Lead Together: The Bold, Brave, Intentional Path to Scaling Your Business

Lead Together Book Cover

 

By: Brent Lowe, Susan Basterfield, Travis Marsh

Reviewed by: Glain Roberts-McCabe

The Premise

In Lead Together, co-authors Lowe, Basterfield and Marsh combine their decades of experience working with startups and fast-growth organizations to create a blueprint of how to rethink and reinvent the way we lead our organizations — starting with ourselves. Lead Together takes the reader on a journey to challenge the assumptions we’ve been fed in our post-industrial workplaces. To push aside the notion of “command and control” and embrace a collective approach to building and scaling a business.

Each chapter explores various leadership concepts: accountability, decision-making, trust building. There’s even a chapter of getting the legalese out of legal. The co-authors pack the book with simple, timeless models and real-world scenarios and examples so that the reader can see the concepts in action. Easy to read, in a conversational style, the set-up of the book also allows the reader to jump in and out of chapters and provides a nice “pull together” of the concepts discussed so that you can create your own application. Lots of self-reflection opportunities are presented along the way, which makes this a book that is best to read, reflect on and then action.

The Bottom Line

As an entrepreneur and leader, I find there are many parallels between start-ups and the agility that many of my larger clients are desperately seeking. Although directed at companies scaling towards 200 employees, I would argue that the lessons and approaches in Lead Together are desperately needed by any organization seeking to radically reinvent itself. And certainly, many functional leaders can easily pull the suggestions from this book to create more engaged, self-managed teams.
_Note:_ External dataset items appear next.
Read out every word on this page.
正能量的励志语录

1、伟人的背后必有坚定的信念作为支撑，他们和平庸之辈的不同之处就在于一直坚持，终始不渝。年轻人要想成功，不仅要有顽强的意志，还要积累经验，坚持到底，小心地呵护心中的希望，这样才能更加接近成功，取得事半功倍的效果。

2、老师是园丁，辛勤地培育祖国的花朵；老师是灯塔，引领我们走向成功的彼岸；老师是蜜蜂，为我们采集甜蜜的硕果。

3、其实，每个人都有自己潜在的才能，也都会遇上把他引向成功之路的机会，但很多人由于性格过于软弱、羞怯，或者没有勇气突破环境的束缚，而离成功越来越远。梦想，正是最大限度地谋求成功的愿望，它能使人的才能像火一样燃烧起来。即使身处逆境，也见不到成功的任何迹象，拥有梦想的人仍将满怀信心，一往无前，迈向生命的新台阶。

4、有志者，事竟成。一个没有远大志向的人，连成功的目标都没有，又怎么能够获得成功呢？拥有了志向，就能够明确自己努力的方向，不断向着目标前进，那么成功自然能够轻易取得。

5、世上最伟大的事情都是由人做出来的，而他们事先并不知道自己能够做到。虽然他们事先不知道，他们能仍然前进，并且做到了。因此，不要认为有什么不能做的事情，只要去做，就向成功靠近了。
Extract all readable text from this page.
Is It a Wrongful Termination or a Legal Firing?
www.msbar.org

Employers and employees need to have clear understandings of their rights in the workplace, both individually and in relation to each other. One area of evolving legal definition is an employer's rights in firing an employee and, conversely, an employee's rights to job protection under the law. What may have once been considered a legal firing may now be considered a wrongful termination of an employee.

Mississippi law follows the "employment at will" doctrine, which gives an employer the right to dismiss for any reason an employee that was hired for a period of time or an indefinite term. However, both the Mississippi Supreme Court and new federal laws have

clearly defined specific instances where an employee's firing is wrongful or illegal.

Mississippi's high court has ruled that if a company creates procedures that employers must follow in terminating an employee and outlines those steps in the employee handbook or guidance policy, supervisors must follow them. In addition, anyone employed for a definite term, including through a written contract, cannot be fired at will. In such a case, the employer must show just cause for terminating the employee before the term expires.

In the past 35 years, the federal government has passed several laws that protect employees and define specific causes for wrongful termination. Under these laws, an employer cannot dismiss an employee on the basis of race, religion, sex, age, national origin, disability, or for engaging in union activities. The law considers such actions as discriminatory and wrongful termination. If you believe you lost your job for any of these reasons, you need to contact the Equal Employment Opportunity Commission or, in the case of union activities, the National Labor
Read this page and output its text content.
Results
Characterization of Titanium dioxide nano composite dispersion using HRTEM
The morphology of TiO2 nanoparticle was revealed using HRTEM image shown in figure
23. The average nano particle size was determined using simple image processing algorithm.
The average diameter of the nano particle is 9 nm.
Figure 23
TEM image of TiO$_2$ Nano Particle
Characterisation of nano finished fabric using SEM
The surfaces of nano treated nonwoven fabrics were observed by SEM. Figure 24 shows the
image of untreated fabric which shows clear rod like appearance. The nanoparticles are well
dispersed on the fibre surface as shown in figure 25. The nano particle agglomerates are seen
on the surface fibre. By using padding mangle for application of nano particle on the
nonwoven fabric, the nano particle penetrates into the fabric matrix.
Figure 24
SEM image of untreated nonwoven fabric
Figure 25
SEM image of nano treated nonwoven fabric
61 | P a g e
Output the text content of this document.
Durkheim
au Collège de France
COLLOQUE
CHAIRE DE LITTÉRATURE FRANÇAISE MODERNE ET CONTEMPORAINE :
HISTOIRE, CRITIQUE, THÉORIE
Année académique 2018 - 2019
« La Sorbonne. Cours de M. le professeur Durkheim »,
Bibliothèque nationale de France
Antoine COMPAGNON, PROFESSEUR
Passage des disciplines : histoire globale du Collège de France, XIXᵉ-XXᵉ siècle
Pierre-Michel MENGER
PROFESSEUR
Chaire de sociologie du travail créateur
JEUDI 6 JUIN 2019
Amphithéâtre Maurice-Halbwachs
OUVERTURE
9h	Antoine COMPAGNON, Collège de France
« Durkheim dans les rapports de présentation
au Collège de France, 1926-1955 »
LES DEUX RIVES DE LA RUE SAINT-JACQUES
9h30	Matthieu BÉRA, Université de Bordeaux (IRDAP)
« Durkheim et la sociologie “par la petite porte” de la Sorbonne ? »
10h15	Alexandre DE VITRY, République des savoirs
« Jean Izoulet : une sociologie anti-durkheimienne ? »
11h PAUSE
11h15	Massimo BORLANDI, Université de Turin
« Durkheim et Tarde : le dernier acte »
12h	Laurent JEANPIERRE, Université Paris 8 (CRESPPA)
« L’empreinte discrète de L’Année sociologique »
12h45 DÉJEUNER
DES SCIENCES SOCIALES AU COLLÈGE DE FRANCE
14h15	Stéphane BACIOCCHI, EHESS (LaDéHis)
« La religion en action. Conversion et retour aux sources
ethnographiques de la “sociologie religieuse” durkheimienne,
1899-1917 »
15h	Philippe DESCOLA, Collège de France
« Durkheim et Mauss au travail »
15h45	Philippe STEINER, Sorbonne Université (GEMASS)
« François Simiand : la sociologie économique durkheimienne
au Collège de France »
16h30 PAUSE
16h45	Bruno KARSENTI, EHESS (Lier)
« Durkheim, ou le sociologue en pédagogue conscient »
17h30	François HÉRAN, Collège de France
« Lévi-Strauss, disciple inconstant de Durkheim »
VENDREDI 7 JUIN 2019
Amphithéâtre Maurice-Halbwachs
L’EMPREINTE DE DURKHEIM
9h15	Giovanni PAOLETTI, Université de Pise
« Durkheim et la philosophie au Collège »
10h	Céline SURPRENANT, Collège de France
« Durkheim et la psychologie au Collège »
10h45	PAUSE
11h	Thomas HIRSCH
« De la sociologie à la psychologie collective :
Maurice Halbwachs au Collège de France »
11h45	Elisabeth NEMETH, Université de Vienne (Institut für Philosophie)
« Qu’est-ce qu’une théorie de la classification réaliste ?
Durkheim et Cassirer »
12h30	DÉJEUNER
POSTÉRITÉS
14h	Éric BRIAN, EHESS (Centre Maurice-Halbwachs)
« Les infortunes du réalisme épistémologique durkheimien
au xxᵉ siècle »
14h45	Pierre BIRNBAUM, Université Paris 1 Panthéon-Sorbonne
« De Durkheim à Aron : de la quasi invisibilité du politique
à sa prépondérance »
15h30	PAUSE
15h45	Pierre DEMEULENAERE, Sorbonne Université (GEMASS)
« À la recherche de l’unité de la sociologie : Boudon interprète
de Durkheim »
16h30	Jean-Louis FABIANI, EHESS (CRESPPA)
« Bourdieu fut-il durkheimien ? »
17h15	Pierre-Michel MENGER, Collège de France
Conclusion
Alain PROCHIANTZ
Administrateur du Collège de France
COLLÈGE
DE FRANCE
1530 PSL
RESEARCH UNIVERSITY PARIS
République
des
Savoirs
One of the challenges in world of leadership today is that our “thought leaders” are rooted in a mindset and mentally that’s aligned to the structure and processes of the military model of leadership. Senior executives and external leadership consultants quickly reject concepts like “teal organizations” and “self-managed companies” as being impossible to replicate in larger organizations. Given that I spend most of my time looking at the motivational drivers and then subsequent behaviours of senior leaders, much of the challenge with this push back is rooted in our own desires to maintain the status quo precisely because it reinforces how we like and enjoy working.

I truly believe that we are entering the tipping point to a brand new type of collective leadership. This book is a great primer for the mindset you need to cultivate in order to be successful in the coming new world order. Don’t let the small/start-up company angle of this book fool you. Every forward-thinking leader needs to read this.

Recommendation: A great read for leaders at all levels.